Un'operazione congiunta tra Guardia di Finanza e Capitaneria di Porto. Denunciate sette persone in un mese. La merce proveniva dalla Turchia

Detergenti, igienizzanti per mani, solventi per unghie, insetticidi considerati "pericolosi" e non conformi alle severe norme per il trasporto sono stati sequestrati in un mese dalla Capitaneria di Porto e dal II Gruppo della Guardia di Finanza insieme ai funzionari dell’Agenzia Dogane e Monopoli (ADM) dell’Ufficio delle Dogane il tutto nell'ambito nell’ambito di controlli coordinati in Porto. 

Detersivi "pericolosi"

Più in dettaglio e con riferimento all’ultimo mese, è stato intercettato un quantitativo complessivo pari a circa 116.000 prodotti considerati irregolari che ha determinato il deferimento all’Autorità Giudiziaria competente di 7 soggetti responsabili delle rispettive aziende mittenti ovvero comandanti dei traghetti su cui le merci erano state imbarcate, per aver violato la normativa sul trasporto di “merci pericolose” prevista dal Codice della Navigazione.

Nessuna documentazione

Tale disposizione legislativa, infatti, prevede che siano adottati/rispettati specifici requisiti per l’imbarco, il trasporto e lo sbarco di merci pericolose, imponendo agli operatori del settore particolari limitazioni volte alla tutela della sicurezza della navigazione e non solo.

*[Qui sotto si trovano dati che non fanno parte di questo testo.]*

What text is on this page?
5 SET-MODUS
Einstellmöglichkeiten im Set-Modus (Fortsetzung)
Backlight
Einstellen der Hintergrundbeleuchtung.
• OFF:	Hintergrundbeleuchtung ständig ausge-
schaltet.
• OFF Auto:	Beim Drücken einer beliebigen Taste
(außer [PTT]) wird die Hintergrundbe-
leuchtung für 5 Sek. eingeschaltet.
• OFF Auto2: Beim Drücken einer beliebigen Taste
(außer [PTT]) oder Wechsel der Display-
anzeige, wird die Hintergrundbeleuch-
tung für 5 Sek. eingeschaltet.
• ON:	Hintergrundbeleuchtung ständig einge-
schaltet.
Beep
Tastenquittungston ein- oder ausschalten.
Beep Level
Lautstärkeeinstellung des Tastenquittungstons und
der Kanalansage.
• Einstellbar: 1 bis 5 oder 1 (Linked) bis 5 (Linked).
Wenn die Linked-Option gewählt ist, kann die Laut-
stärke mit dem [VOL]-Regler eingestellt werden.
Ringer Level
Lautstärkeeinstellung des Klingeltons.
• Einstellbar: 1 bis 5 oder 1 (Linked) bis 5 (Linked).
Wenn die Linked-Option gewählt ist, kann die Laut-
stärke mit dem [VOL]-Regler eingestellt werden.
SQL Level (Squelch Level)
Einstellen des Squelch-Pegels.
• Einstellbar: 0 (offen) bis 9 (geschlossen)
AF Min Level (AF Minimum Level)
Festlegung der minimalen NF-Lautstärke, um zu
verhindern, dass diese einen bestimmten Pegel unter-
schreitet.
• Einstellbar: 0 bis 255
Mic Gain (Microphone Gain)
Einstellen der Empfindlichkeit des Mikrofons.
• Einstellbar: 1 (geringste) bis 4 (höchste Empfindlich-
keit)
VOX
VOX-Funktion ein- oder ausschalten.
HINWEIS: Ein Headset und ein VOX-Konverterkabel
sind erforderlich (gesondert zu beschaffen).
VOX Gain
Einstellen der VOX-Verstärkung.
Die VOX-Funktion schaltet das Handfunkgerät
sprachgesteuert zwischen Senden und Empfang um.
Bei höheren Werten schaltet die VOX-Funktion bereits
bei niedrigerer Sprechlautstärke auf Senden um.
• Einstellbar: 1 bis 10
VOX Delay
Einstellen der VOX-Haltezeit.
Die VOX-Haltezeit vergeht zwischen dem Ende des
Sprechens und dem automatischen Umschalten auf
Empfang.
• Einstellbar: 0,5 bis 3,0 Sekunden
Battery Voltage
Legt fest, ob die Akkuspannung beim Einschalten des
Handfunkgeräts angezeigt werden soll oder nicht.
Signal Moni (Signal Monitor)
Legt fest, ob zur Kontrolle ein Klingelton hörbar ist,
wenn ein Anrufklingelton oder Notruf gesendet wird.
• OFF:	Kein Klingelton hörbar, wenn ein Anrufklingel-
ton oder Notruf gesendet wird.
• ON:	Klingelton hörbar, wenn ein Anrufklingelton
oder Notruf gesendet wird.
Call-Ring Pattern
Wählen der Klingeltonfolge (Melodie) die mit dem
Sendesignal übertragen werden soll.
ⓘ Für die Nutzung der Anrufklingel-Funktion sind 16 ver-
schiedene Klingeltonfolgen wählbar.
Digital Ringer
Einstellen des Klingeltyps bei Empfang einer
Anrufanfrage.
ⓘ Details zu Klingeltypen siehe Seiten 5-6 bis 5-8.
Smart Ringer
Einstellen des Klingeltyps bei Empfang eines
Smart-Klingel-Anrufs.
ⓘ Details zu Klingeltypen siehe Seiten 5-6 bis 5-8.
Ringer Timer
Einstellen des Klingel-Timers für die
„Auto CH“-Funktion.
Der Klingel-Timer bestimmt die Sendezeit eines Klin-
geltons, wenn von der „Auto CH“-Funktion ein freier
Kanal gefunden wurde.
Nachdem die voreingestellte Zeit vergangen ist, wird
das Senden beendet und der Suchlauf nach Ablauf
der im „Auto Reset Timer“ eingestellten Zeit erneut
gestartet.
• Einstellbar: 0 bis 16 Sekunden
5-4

Dalle verifiche effettuate, le merci sequestrate – provenienti dalla Turchia – sono risultate prive della documentazione prevista per i trasporti di prodotti infiammabili, tossici o corrosivi, oppure altamente inquinanti, che il soggetto speditore deve produrre prima di imbarcare il proprio carico, allo scopo di consentire la conseguente valutazione del rischio e la predisposizione delle misure ritenute necessarie per garantire l’effettuazione in sicurezza del trasporto stesso.

Le operazioni concluse testimoniano la valenza trasversale dei controlli che Agenzia Dogane e Monopoli e Guardia di Finanza, unitamente alla Capitaneria di Porto, pongono quotidianamente in essere, a tutela del consumatore e dell’utenza degli spazi portuali nonché della sicurezza della navigazione.